TWANGSについてまとまりなく

「TWANGS」は発売日前に手に入れたものの聴かずして日比谷まで行ったわけですが、今になって勿体無かったなあ、先に聴いておけばもっと楽しめたのに。と思っています。
「TWANGS」がすっかり好きになってしまった。はじめからわかっていたけれど。それに、ライブハウスで聴くよりも野外で聴くほうが気持ちの良いアルバムになっていると思いませんか?「Afterwards」がはじまってぼくはもうどうしようもなく泣いたのだが笑、記憶の中で鳴る「小宇宙(旅立ちの日 きみの睫毛は)」や「Pity on the boulevard」など、とても心地よく響いている。ぬるいビールがうまかった。「スイマー」でまた泣いた笑。
 
ぼくはグレイプバインというバンドのことよりも(西川さんと亀井さんをはじめバンドメンバーが無言でサポートくれるから安心できる)、田中さん個人のことばかり考えている。
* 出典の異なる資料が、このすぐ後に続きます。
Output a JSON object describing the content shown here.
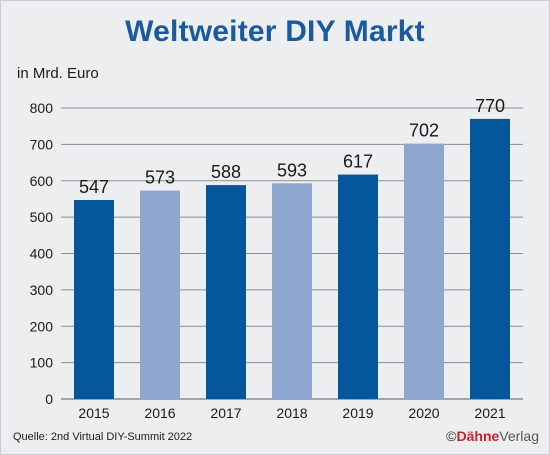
{
  "title": "Weltweiter DIY Markt",
  "unit_label": "in Mrd. Euro",
  "source": "Quelle: 2nd Virtual DIY-Summit 2022",
  "publisher": {
    "copyright": "©",
    "brand": "Dähne",
    "rest": "Verlag"
  },
  "colors": {
    "dark": "#03579a",
    "light": "#8ea7d0",
    "title": "#1a5a9e",
    "grid": "#8a8d91"
  },
  "chart_data": {
    "type": "bar",
    "categories": [
      "2015",
      "2016",
      "2017",
      "2018",
      "2019",
      "2020",
      "2021"
    ],
    "values": [
      547,
      573,
      588,
      593,
      617,
      702,
      770
    ],
    "bar_shade": [
      "dark",
      "light",
      "dark",
      "light",
      "dark",
      "light",
      "dark"
    ],
    "ylim": [
      0,
      800
    ],
    "yticks": [
      0,
      100,
      200,
      300,
      400,
      500,
      600,
      700,
      800
    ],
    "grid": true,
    "title": "Weltweiter DIY Markt",
    "ylabel": "in Mrd. Euro",
    "xlabel": ""
  }
}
作品を重ねるごとに歌われる内容はより悲痛に、救いがたい種類のものになっていく。豚の皿や13/0.9のような重い曲は身を潜めているが、一瞬だけ「退屈の花」の頃を思い出させるようなサウンドの明るさがその悲痛さを裏打ちしているようにぼくには感じられる。セカンド・サマー・オブ・ラヴというか、そうでもないか、すでに終ってしまったものを歌っているようにぼくには思える。終ってもなお、歌うべきものがそこにあると。終っちゃったな、という。あるいは(結局)そこに向かうしかないというか。だがその先はあるのか?という意味で田中さんは「いま現在」の歌を歌っており、それを歌わずにいられないという意味において赤裸々ですらある。音楽があるいはロックが真摯足りうるとすれば、このような態度ではないかと思う。
 
終ってもなお、そこへの郷愁を人は持ち続ける。歳を重ねるということは(その郷愁が何やかやあってやがて無化されていく過程も含めて)そういうことだ。もし歌を歌うことに意味があるとしたら、その思いを丁寧に紡ぎ出していくことで思いそのものを「憂鬱から官能へ」と昇華させていくことだろう、というようなことを、このアルバムは教えてくれる。
どうも重く考えすぎなのかな。どうもグレイプバンは昔っから内省を促すからなあ。その内省も薄っぺらだから恥ずかしい。ちょっと前まではほんとにただのセンチメンタリズムだった。